経済指標発表を睨みつつ、戻りを試す展開か
【先週の南アフリカ・ランド】
先週のランドは、インフレ鈍化に伴う複数の利下げ実施が南アフリカ経済のプラス材料になるとの見方が強まり、週末にかけて堅調推移となった。
7月生産者物価指数(PPI)は前年比4.2%上昇と前回の同4.6%上昇、市場予想の同4.5%上昇ともに下回る結果となった。7月消費者物価指数(CPI)が前年比で3年ぶりの低水準となったなか、PPIの鈍化も確認できたことで、南アフリカ準備銀行(SARB)が年内2回の利下げ実施を行うとの観測はより強まった。
インフレ鈍化に伴う複数の利下げ実施は、南アフリカ経済のプラス材料になるとの見方が強まり、週初8.06円台だったランドは週末にかけてじりじりと上昇。8.25円台まで値を戻した。
ランド・円(東京時間:8月26日―8月30日)※Investing.comの日足を参照
始値:8.1374円
高値:8.2551円
安値:8.0669円
終値:8.2010円
【先週と今週の重要指標】
※時間は東京時間
8月29日
18時30分、7月生産者物価指数(前月比)、前回:−0.3%、市場予想:−0.1%、結果:−0.2%
18時30分、7月生産者物価指数(前年比)、前回:4.6%、市場予想:4.5%、結果:4.2%
8月30日
15時00分、7月マネーサプライM3、前回:4.19%、結果:5.88%
21時00分、7月貿易収支、前回:242億ランド、市場予想:179億ランド、結果:176億ランド
9月3日
18時30分、第2四半期実質GDP(前年比)、前回:0.5%、市場予想:0.4%
9月4日
19時00分、第3四半期BER企業信頼感指数、前回:35
9月5日
18時00分、第2四半期経常収支、前回:−850億ランド、市場予想:−730億ランド
※予定は変更することがございます。
【今週の見通し】
今週のランドは、第2四半期実質GDPなど重要な経済指標発表が予定されているなか、引き続きじりじりと戻りを試すと想定する。
市場では9月会合にてSARBが0.25%の利下げを実施する公算が大きく、年後半にはもう一回の利下げ実施(0.25%)が見込まれている。インフレ鈍化が7月CPI、PPIで確認できたことから、失業率やGDP、小売売上高などを押し上げるために利下げを実施するだろう。今年発足した連立政権としては、政権の安定運営を考慮すると、南アフリカ経済の改善が急務なため、2025年も積極的に利下げに動く可能性はある。

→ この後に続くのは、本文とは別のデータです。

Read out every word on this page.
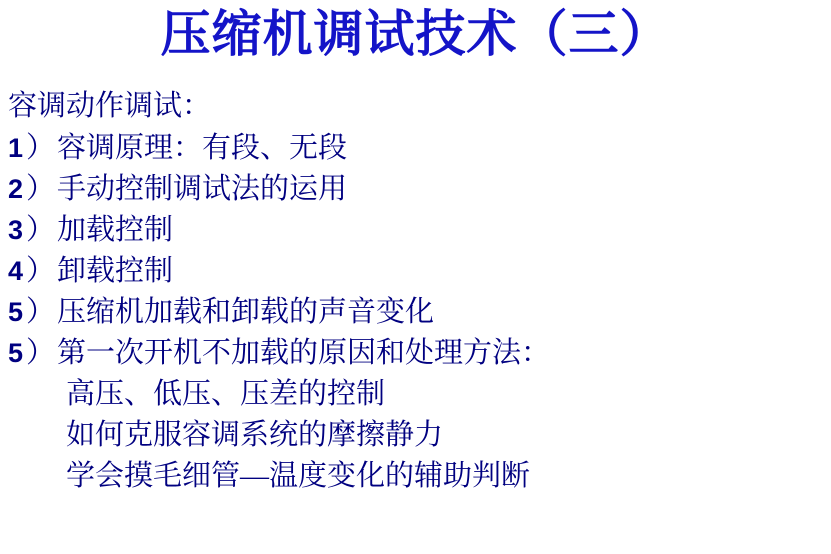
压缩机调试技术（三）
容调动作调试：
1 ） 容调原理：有段、无段
2 ） 手动控制调试法的运用
3 ） 加载控制
4 ） 卸载控制
5 ） 压缩机加载和卸载的声音变化
5 ） 第一次开机不加载的原因和处理方法：
高压、低压、压差的控制
如何克服容调系统的摩擦静力
学会摸毛细管—温度变化的辅助判断
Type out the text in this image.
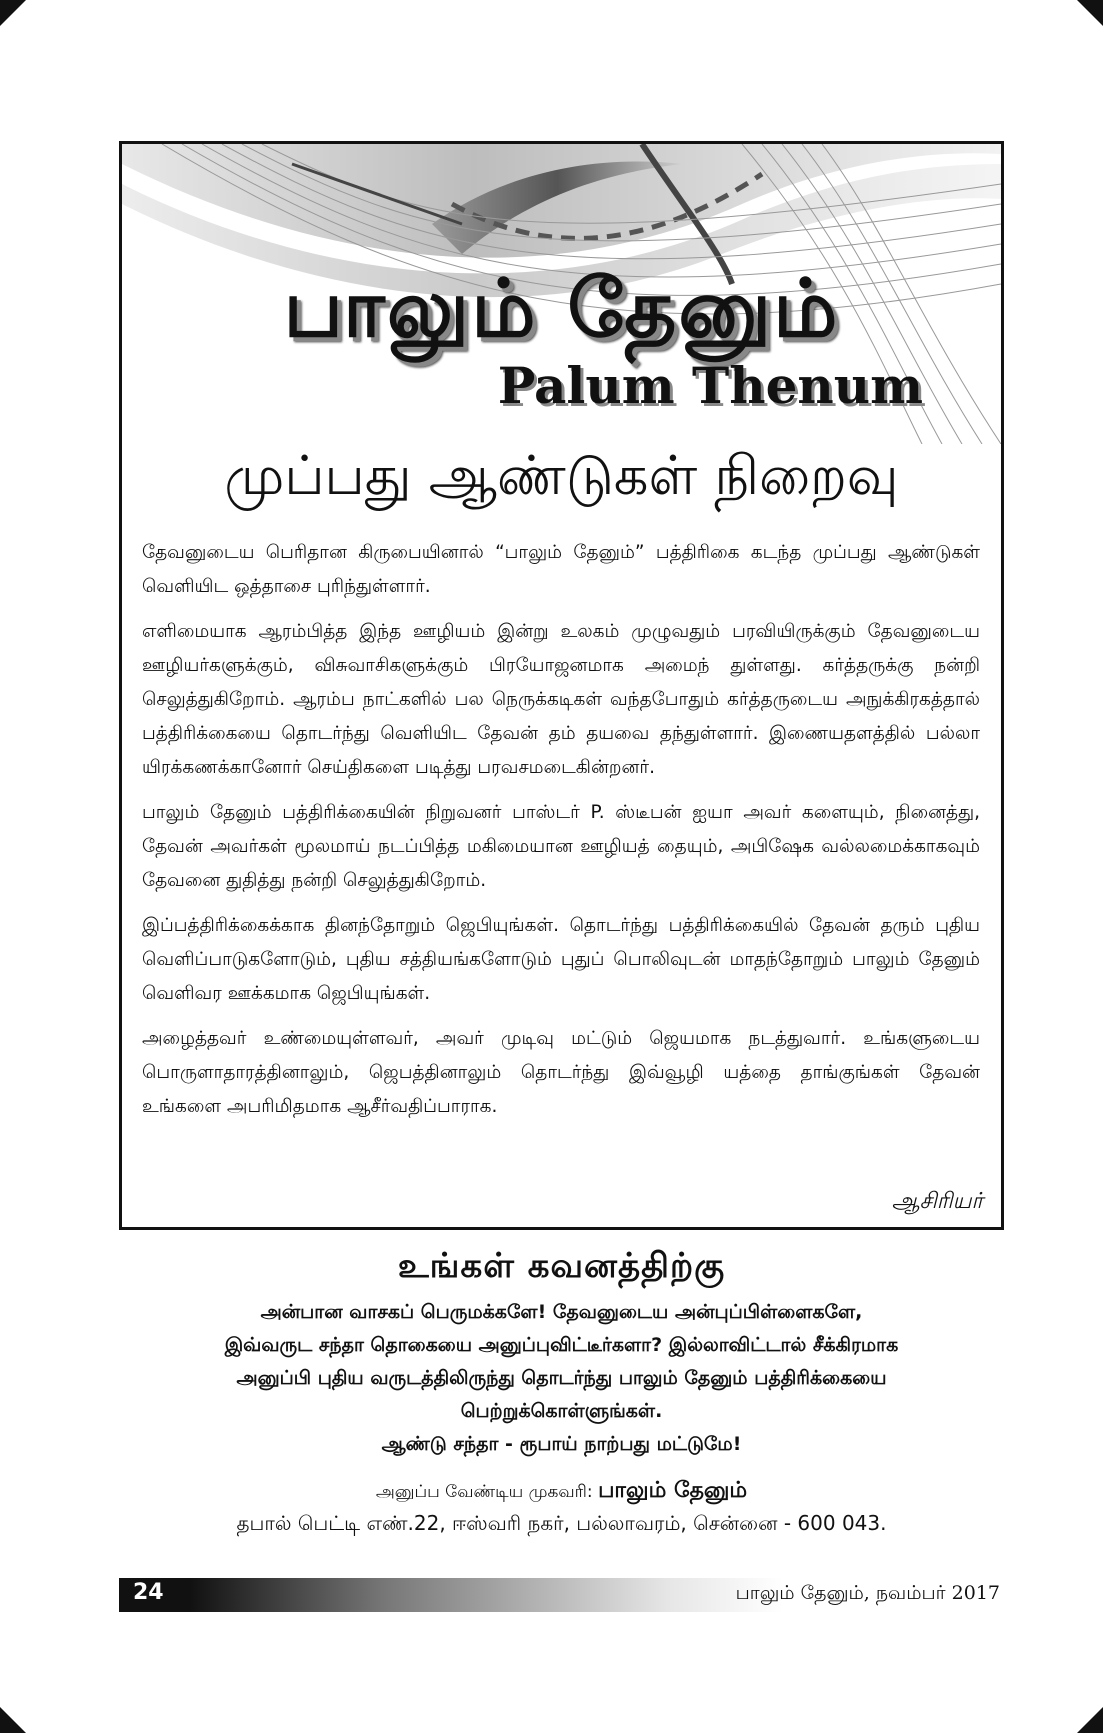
பாலும் தேனும்
Palum Thenum
முப்பது ஆண்டுகள் நிறைவு

தேவனுடைய பெரிதான கிருபையினால் “பாலும் தேனும்” பத்திரிகை கடந்த முப்பது ஆண்டுகள் வெளியிட ஒத்தாசை புரிந்துள்ளார்.

எளிமையாக ஆரம்பித்த இந்த ஊழியம் இன்று உலகம் முழுவதும் பரவியிருக்கும் தேவனுடைய ஊழியர்களுக்கும், விசுவாசிகளுக்கும் பிரயோஜனமாக அமைந் துள்ளது. கர்த்தருக்கு நன்றி செலுத்துகிறோம். ஆரம்ப நாட்களில் பல நெருக்கடிகள் வந்தபோதும் கர்த்தருடைய அநுக்கிரகத்தால் பத்திரிக்கையை தொடர்ந்து வெளியிட தேவன் தம் தயவை தந்துள்ளார். இணையதளத்தில் பல்லா யிரக்கணக்கானோர் செய்திகளை படித்து பரவசமடைகின்றனர்.

பாலும் தேனும் பத்திரிக்கையின் நிறுவனர் பாஸ்டர் P. ஸ்டீபன் ஐயா அவர் களையும், நினைத்து, தேவன் அவர்கள் மூலமாய் நடப்பித்த மகிமையான ஊழியத் தையும், அபிஷேக வல்லமைக்காகவும் தேவனை துதித்து நன்றி செலுத்துகிறோம்.

இப்பத்திரிக்கைக்காக தினந்தோறும் ஜெபியுங்கள். தொடர்ந்து பத்திரிக்கையில் தேவன் தரும் புதிய வெளிப்பாடுகளோடும், புதிய சத்தியங்களோடும் புதுப் பொலிவுடன் மாதந்தோறும் பாலும் தேனும் வெளிவர ஊக்கமாக ஜெபியுங்கள்.

அழைத்தவர் உண்மையுள்ளவர், அவர் முடிவு மட்டும் ஜெயமாக நடத்துவார். உங்களுடைய பொருளாதாரத்தினாலும், ஜெபத்தினாலும் தொடர்ந்து இவ்வூழி யத்தை தாங்குங்கள் தேவன் உங்களை அபரிமிதமாக ஆசீர்வதிப்பாராக.

ஆசிரியர்

உங்கள் கவனத்திற்கு

அன்பான வாசகப் பெருமக்களே! தேவனுடைய அன்புப்பிள்ளைகளே,

இவ்வருட சந்தா தொகையை அனுப்புவிட்டீர்களா? இல்லாவிட்டால் சீக்கிரமாக

அனுப்பி புதிய வருடத்திலிருந்து தொடர்ந்து பாலும் தேனும் பத்திரிக்கையை

பெற்றுக்கொள்ளுங்கள்.

ஆண்டு சந்தா - ரூபாய் நாற்பது மட்டுமே!

அனுப்ப வேண்டிய முகவரி: பாலும் தேனும்
தபால் பெட்டி எண்.22, ஈஸ்வரி நகர், பல்லாவரம், சென்னை - 600 043.
24	பாலும் தேனும், நவம்பர் 2017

仮にGDPが市場予想を大幅に下振れるような結果となった場合、年内3回の利下げ実施観測が強まる可能性もある。さすがに経済指標の大幅な失速は、景気後退などネガティブなイメージも出てくるため、今回のGDPは市場予想通りか若干下回るぐらいの内容が欲しいところだ。
テクニカルでは、8月5日に長い下影(下ヒゲ)を残した後、いったん8.3円水準で反発一服となった。ただ、8.0円台で下げ渋ったことや20日移動平均線を上回ったことなどから、再度反発が強まりそうな状況にある。8.3円水準を上回った場合、7月11日高値8.9846円から8月5日安値7.6020円の下落幅1.3826円の61.8%戻し水準の8.45円水準がターゲットとして意識されよう。この水準まで上昇すると、日足の一目均衡表では遅行スパンが実線を上回る可能性もあり反発基調が強まると考える。